La bière a sa place depuis des décennies dans notre très riche cuisine populaire belge. On trouve toutes sortes de recettes de carbonades, marinades… à la bière. Mais dans une cuisine vraiment raffinée, jusqu’il y a peu, on optait pour le vin. Dans certains restaurants, cela « ne se faisait pas » de commander une bière pour accompagner un plat. Ces dernières années pourtant, nous voyons certains chefs étoilés expérimenter de plus en plus avec la bière.
APPROCHE SCIENTIFIQUE
Malgré des tentatives courageuses de quelques pionniers, le beer & foodpairing reste encore trop méconnu, tant chez nos chefs que parmi le grand public. Pour y remédier, plusieurs brasseurs font analyser leurs bières et utilisent ces analyses scientifiques pour trouver la combinaison idéale.

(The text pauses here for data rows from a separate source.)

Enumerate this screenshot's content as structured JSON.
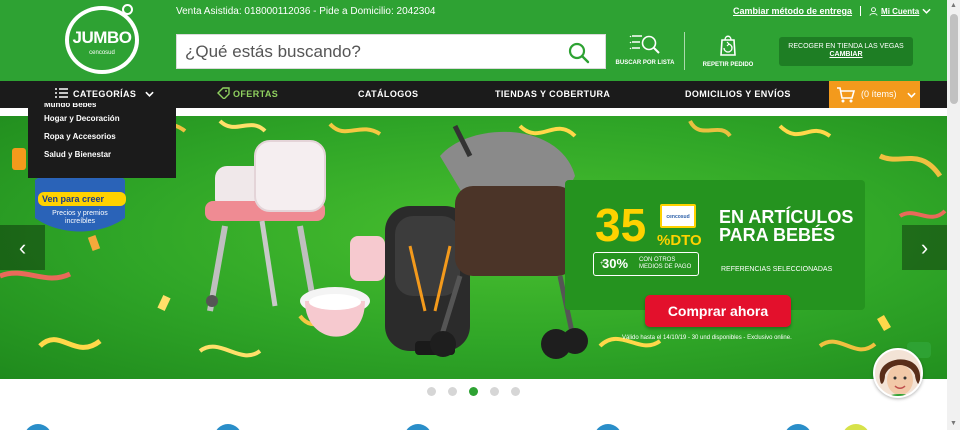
{
  "header": {
    "logo": {
      "name": "JUMBO",
      "sub": "cencosud"
    },
    "contact": "Venta Asistida: 018000112036 - Pide a Domicilio: 2042304",
    "change_delivery": "Cambiar método de entrega",
    "account": "Mi Cuenta",
    "search_placeholder": "¿Qué estás buscando?",
    "search_by_list": "BUSCAR POR LISTA",
    "repeat_order": "REPETIR PEDIDO",
    "pickup_store": "RECOGER EN TIENDA LAS VEGAS",
    "pickup_change": "CAMBIAR",
    "brand_color": "#2ea233"
  },
  "nav": {
    "categories": "CATEGORÍAS",
    "offers": "OFERTAS",
    "catalogs": "CATÁLOGOS",
    "stores": "TIENDAS Y COBERTURA",
    "delivery": "DOMICILIOS Y ENVÍOS",
    "cart": "(0 ítems)"
  },
  "dropdown": {
    "partial": "Mundo Bebés",
    "items": [
      "Hogar y Decoración",
      "Ropa y Accesorios",
      "Salud y Bienestar"
    ]
  },
  "banner": {
    "badge_line1": "Ven para creer",
    "badge_line2": "Precios y premios increíbles",
    "percent": "35",
    "dto": "%DTO",
    "cencosud": "cencosud",
    "headline_1": "EN ARTÍCULOS",
    "headline_2": "PARA BEBÉS",
    "p30_plus": "+",
    "p30": "30%",
    "p30_text_1": "CON OTROS",
    "p30_text_2": "MEDIOS DE PAGO",
    "refs": "REFERENCIAS SELECCIONADAS",
    "buy": "Comprar ahora",
    "legal": "Válido hasta el 14/10/19 - 30 und disponibles - Exclusivo online.",
    "slides_total": 5,
    "active_slide": 3
  }
}
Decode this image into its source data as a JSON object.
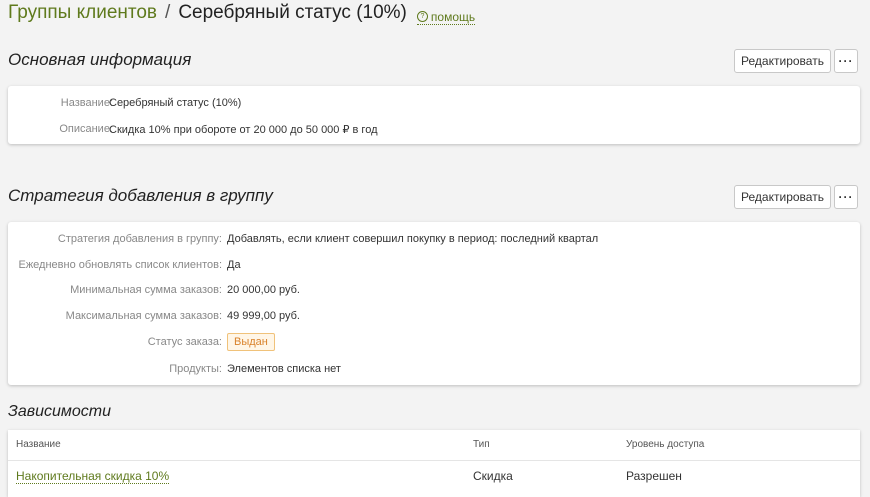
{
  "breadcrumb": {
    "parent": "Группы клиентов",
    "separator": "/",
    "current": "Серебряный статус (10%)",
    "help_icon": "question-circle-icon",
    "help_label": "помощь"
  },
  "basic_info": {
    "title": "Основная информация",
    "edit_label": "Редактировать",
    "more_label": "···",
    "fields": [
      {
        "label": "Название:",
        "value": "Серебряный статус (10%)"
      },
      {
        "label": "Описание:",
        "value": "Скидка 10% при обороте от 20 000 до 50 000 ₽ в год"
      }
    ]
  },
  "strategy": {
    "title": "Стратегия добавления в группу",
    "edit_label": "Редактировать",
    "more_label": "···",
    "fields": [
      {
        "label": "Стратегия добавления в группу:",
        "value": "Добавлять, если клиент совершил покупку в период: последний квартал"
      },
      {
        "label": "Ежедневно обновлять список клиентов:",
        "value": "Да"
      },
      {
        "label": "Минимальная сумма заказов:",
        "value": "20 000,00 руб."
      },
      {
        "label": "Максимальная сумма заказов:",
        "value": "49 999,00 руб."
      },
      {
        "label": "Статус заказа:",
        "value": "Выдан"
      },
      {
        "label": "Продукты:",
        "value": "Элементов списка нет"
      }
    ]
  },
  "dependencies": {
    "title": "Зависимости",
    "columns": [
      "Название",
      "Тип",
      "Уровень доступа"
    ],
    "rows": [
      {
        "name": "Накопительная скидка 10%",
        "type": "Скидка",
        "access": "Разрешен"
      }
    ]
  },
  "colors": {
    "link": "#5f7a1d",
    "badge_text": "#d9822b",
    "badge_bg": "#fff6e7"
  }
}
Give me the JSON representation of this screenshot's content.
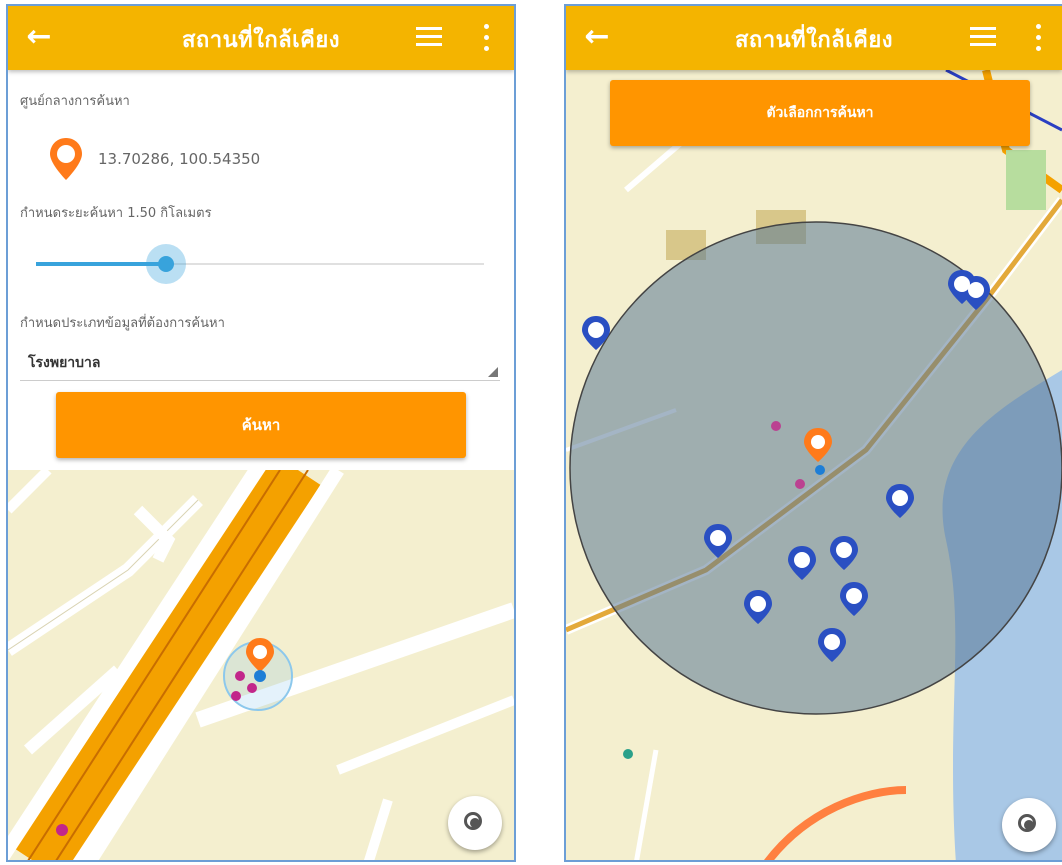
{
  "left": {
    "appbar": {
      "title": "สถานที่ใกล้เคียง"
    },
    "form": {
      "center_label": "ศูนย์กลางการค้นหา",
      "coordinates": "13.70286, 100.54350",
      "radius_label": "กำหนดระยะค้นหา 1.50 กิโลเมตร",
      "type_label": "กำหนดประเภทข้อมูลที่ต้องการค้นหา",
      "type_value": "โรงพยาบาล",
      "search_button": "ค้นหา"
    },
    "slider_fraction": 0.3
  },
  "right": {
    "appbar": {
      "title": "สถานที่ใกล้เคียง"
    },
    "options_button": "ตัวเลือกการค้นหา"
  },
  "colors": {
    "appbar": "#f4b400",
    "button": "#ff9500",
    "slider": "#38a3dc",
    "pin_orange": "#ff7a1a",
    "pin_blue": "#2a4fc2",
    "pin_magenta": "#c2268a"
  }
}
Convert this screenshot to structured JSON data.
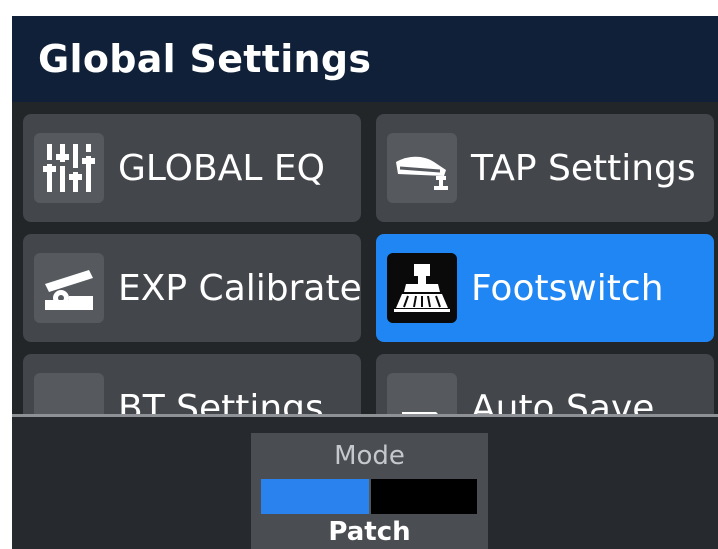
{
  "header": {
    "title": "Global Settings"
  },
  "tiles": [
    {
      "label": "GLOBAL EQ",
      "icon": "eq-sliders-icon",
      "selected": false
    },
    {
      "label": "TAP Settings",
      "icon": "tap-pedal-icon",
      "selected": false
    },
    {
      "label": "EXP Calibrate",
      "icon": "expression-pedal-icon",
      "selected": false
    },
    {
      "label": "Footswitch",
      "icon": "footswitch-icon",
      "selected": true
    },
    {
      "label": "BT Settings",
      "icon": "bluetooth-icon",
      "selected": false
    },
    {
      "label": "Auto Save",
      "icon": "save-icon",
      "selected": false
    }
  ],
  "mode": {
    "title": "Mode",
    "value": "Patch",
    "level": 0.5
  },
  "colors": {
    "accent": "#1f86f3",
    "header": "#102038",
    "tile": "#43464b"
  }
}
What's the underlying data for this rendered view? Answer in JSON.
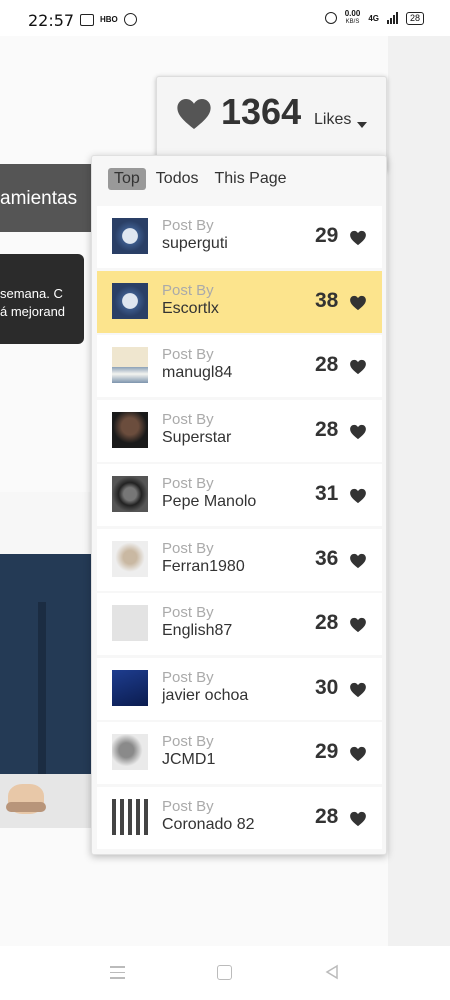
{
  "status_bar": {
    "time": "22:57",
    "hbo": "HBO",
    "speed_value": "0.00",
    "speed_unit": "KB/S",
    "network": "4G",
    "battery": "28"
  },
  "background": {
    "tools_label": "amientas",
    "notice_line1": "semana. C",
    "notice_line2": "á mejorand"
  },
  "likes": {
    "count": "1364",
    "label": "Likes",
    "icon": "heart-icon",
    "color": "#555555"
  },
  "tabs": [
    {
      "label": "Top",
      "active": true
    },
    {
      "label": "Todos",
      "active": false
    },
    {
      "label": "This Page",
      "active": false
    }
  ],
  "posts": [
    {
      "post_by": "Post By",
      "author": "superguti",
      "likes": "29",
      "highlight": false,
      "avatar": "watch-avatar"
    },
    {
      "post_by": "Post By",
      "author": "Escortlx",
      "likes": "38",
      "highlight": true,
      "avatar": "watch-avatar"
    },
    {
      "post_by": "Post By",
      "author": "manugl84",
      "likes": "28",
      "highlight": false,
      "avatar": "wave-painting-avatar"
    },
    {
      "post_by": "Post By",
      "author": "Superstar",
      "likes": "28",
      "highlight": false,
      "avatar": "man-sunglasses-avatar"
    },
    {
      "post_by": "Post By",
      "author": "Pepe Manolo",
      "likes": "31",
      "highlight": false,
      "avatar": "watch-dark-avatar"
    },
    {
      "post_by": "Post By",
      "author": "Ferran1980",
      "likes": "36",
      "highlight": false,
      "avatar": "portrait-sketch-avatar"
    },
    {
      "post_by": "Post By",
      "author": "English87",
      "likes": "28",
      "highlight": false,
      "avatar": "default-user-avatar"
    },
    {
      "post_by": "Post By",
      "author": "javier ochoa",
      "likes": "30",
      "highlight": false,
      "avatar": "blue-photo-avatar"
    },
    {
      "post_by": "Post By",
      "author": "JCMD1",
      "likes": "29",
      "highlight": false,
      "avatar": "man-portrait-avatar"
    },
    {
      "post_by": "Post By",
      "author": "Coronado 82",
      "likes": "28",
      "highlight": false,
      "avatar": "watches-grid-avatar"
    }
  ],
  "colors": {
    "highlight": "#fce48d",
    "heart": "#333333"
  }
}
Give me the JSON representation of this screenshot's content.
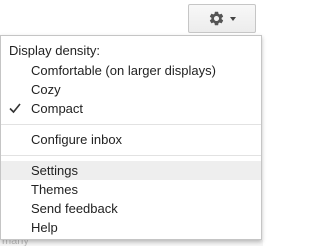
{
  "toolbar": {
    "settings_icon": "gear-icon",
    "dropdown_icon": "caret-down-icon"
  },
  "menu": {
    "density_heading": "Display density:",
    "density_options": [
      {
        "label": "Comfortable (on larger displays)",
        "checked": false
      },
      {
        "label": "Cozy",
        "checked": false
      },
      {
        "label": "Compact",
        "checked": true
      }
    ],
    "configure_inbox": "Configure inbox",
    "items": [
      {
        "label": "Settings",
        "highlighted": true
      },
      {
        "label": "Themes",
        "highlighted": false
      },
      {
        "label": "Send feedback",
        "highlighted": false
      },
      {
        "label": "Help",
        "highlighted": false
      }
    ]
  },
  "background": {
    "partial_text": "many"
  },
  "colors": {
    "hover": "#eeeeee",
    "text": "#222222",
    "border": "#c5c5c5"
  }
}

Sense for Taste (sensefortaste.com) est une autre belle initiative. Les résultats de ces analyses scientifiques sont rapportés sur un foodpairing tree (arbre de mariage des mets et de la bière). Il s’agit d’une visualisation interactive d’une bière avec toutes ses combinaisons possibles. La bière ou le produit choisi sont représentés au centre et tout autour on retrouve les ingrédients qui permettraient une bonne combinaison avec la bière. Plus on se rapproche du centre, meilleure est la combinaison.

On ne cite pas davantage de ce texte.